According to CoinDesk, BTC-margined contracts now account for 33% of the total futures open interest, up from 20% in July, as reported by Glassnode. These contracts offer a non-linear payoff, bringing traders to their position-liquidation point faster than cash-margined contracts.
Bitcoin's use as a margin in futures trading has increased since July, with the percentage of bitcoin futures open interest margined with bitcoin rising to 33% from roughly 20%. Cash or stablecoin-margined contracts still account for 65% of the total open interest.
The renewed interest in BTC-margined contracts means potential for volatility-boosting liquidations cascades, according to research provider Blockware Intelligence. Coin-margined contracts are quoted in U.S. dollars, but margined and settled in cryptocurrencies, creating a non-linear payoff where a trader earns less when the market rallies and loses more when the market drops.

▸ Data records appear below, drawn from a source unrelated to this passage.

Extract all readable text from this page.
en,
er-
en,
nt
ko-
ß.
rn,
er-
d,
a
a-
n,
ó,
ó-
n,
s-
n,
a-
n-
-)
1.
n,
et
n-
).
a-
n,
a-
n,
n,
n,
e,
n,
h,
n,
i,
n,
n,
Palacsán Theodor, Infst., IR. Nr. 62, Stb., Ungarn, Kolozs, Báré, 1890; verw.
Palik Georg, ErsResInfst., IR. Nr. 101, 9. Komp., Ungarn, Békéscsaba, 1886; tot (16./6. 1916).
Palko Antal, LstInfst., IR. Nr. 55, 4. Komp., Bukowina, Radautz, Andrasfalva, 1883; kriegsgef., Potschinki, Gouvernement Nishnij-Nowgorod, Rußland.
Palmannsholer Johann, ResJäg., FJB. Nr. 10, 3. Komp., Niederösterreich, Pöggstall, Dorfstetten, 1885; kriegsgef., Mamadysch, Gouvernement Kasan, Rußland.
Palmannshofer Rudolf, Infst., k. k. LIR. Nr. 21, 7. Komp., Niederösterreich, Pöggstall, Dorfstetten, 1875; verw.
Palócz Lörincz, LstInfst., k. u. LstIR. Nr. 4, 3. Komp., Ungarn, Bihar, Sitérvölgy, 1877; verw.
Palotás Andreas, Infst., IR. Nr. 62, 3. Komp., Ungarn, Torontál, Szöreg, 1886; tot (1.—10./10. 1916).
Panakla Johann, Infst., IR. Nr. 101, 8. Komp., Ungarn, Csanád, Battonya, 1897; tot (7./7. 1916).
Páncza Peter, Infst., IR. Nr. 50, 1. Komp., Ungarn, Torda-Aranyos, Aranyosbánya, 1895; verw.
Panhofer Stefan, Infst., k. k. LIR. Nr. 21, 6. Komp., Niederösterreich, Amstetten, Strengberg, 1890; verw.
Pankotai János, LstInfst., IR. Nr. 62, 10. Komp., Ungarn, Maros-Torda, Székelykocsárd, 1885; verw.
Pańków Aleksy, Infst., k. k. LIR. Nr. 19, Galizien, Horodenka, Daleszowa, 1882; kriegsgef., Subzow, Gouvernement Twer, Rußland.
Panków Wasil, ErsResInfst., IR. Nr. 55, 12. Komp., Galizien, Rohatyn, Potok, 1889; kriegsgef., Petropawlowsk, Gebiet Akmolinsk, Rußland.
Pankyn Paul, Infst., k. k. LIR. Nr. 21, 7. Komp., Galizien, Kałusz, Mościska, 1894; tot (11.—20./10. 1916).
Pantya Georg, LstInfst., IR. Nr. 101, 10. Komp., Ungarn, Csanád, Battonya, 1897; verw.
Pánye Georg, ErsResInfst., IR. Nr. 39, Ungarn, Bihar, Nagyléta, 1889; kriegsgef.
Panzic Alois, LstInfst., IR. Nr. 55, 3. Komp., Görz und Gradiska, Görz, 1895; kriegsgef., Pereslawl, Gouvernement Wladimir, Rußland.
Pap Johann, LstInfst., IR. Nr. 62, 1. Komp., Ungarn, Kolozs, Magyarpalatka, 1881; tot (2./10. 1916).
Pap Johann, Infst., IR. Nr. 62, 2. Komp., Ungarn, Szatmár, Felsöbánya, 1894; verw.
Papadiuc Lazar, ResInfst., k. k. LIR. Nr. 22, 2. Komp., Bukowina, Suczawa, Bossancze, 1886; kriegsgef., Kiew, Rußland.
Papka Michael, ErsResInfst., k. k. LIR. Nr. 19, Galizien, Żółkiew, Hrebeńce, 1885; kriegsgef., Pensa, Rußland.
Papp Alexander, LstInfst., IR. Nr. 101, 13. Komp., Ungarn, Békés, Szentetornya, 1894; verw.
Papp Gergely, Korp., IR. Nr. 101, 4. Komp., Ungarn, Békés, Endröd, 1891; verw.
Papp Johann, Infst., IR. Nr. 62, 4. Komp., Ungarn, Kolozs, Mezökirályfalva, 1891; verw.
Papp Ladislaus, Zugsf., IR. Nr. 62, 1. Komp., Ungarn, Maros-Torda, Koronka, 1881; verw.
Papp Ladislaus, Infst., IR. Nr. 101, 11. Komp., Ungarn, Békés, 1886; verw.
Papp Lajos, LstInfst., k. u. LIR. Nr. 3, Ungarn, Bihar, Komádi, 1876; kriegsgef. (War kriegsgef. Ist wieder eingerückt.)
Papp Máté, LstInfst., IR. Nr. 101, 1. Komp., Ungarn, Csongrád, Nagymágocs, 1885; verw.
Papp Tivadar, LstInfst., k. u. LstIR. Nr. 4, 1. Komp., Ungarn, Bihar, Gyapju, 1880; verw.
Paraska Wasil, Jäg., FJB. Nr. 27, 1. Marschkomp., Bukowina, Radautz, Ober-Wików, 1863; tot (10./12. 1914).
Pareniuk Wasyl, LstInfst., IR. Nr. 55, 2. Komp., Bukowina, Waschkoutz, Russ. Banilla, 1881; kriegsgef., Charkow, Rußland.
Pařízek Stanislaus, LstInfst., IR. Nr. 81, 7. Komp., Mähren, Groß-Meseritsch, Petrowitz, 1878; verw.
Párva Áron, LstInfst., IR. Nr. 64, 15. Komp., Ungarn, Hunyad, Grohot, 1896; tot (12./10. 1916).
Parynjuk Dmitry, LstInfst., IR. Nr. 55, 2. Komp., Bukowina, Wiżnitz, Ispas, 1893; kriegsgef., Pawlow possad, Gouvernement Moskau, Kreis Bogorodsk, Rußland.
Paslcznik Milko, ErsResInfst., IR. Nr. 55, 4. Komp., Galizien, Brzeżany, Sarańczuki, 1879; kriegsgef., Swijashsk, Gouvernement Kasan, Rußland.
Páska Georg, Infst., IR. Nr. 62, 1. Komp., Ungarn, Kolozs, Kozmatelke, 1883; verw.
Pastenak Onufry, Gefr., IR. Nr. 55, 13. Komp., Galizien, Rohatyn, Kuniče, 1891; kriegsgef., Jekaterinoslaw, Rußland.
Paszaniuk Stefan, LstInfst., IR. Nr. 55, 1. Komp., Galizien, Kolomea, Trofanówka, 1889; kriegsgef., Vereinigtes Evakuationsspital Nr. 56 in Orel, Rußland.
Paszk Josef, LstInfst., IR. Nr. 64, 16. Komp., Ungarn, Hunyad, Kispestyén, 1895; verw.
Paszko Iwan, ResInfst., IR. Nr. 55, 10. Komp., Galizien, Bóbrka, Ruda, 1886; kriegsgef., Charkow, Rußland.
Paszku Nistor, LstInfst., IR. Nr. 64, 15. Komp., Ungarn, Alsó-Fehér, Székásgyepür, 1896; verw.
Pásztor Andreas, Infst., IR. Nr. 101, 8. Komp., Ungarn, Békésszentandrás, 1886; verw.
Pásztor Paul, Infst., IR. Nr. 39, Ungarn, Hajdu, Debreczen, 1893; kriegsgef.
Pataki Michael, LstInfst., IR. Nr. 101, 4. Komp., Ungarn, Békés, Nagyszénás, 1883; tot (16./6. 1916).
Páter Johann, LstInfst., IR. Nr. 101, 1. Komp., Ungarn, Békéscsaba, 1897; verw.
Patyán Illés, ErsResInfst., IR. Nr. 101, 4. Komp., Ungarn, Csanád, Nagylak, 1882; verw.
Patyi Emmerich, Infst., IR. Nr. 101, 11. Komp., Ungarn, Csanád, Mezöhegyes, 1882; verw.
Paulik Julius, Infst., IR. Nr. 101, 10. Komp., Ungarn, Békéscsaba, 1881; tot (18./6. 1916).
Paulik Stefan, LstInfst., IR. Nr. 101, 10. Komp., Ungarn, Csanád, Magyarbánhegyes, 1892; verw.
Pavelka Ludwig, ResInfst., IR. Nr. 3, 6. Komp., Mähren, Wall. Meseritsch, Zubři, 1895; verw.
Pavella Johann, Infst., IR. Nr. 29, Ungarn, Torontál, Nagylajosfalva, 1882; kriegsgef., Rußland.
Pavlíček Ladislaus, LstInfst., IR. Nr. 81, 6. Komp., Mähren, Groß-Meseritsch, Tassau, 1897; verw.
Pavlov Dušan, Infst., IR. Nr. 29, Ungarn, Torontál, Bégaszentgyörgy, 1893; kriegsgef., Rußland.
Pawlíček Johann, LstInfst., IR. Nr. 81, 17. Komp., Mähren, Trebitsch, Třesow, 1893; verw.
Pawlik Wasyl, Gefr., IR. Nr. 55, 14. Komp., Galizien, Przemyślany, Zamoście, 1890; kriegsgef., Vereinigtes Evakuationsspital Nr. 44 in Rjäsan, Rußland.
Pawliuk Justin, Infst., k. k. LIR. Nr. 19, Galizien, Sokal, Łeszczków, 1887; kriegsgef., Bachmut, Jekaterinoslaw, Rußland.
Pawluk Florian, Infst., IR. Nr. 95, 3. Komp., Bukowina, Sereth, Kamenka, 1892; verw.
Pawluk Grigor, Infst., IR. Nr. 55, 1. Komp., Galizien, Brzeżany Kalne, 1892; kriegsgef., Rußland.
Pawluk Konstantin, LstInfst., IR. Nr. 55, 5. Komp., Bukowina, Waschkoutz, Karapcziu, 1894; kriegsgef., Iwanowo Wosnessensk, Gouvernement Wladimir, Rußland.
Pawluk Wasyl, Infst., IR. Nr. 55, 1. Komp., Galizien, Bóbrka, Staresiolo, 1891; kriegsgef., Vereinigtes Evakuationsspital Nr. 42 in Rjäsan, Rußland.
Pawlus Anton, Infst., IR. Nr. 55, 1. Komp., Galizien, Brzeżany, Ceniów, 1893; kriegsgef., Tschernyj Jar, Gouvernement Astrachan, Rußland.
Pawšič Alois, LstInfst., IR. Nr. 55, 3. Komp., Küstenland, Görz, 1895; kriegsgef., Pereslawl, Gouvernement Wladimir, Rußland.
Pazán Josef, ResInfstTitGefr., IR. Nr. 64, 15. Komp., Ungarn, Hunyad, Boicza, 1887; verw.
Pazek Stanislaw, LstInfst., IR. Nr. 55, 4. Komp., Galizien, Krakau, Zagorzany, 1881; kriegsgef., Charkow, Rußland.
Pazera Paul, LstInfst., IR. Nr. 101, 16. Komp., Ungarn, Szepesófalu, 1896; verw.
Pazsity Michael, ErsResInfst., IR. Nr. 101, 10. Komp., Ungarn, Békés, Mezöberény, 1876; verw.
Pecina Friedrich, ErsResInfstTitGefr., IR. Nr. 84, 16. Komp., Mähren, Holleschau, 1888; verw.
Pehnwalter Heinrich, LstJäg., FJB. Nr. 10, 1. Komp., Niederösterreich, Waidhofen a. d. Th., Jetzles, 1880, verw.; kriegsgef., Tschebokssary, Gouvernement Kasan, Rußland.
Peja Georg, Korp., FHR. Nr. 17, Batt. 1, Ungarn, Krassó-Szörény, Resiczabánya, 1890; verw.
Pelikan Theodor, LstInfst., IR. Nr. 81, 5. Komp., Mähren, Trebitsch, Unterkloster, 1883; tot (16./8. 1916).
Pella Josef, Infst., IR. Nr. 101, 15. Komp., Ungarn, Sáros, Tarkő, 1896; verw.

Frequent volatility-boosting liquidations cascades may occur if coin-margined contracts become dominant. Such events were common before September 2021, when coin-margined contracts accounted for more than 50% of the global open interest. Blockware suggests the renewed interest in these contracts represents a shortage of cash in the market.
Liquidity has been leaving the crypto market for some time. The total market value of all stablecoins contracted by 0.4% to $125 billion in August, marking the 17th consecutive monthly decline. The market cap of tether (USDT), the world's largest stablecoin by market value, has fallen almost $1 billion to $82.87 billion in the past four weeks, according to CoinGecko data.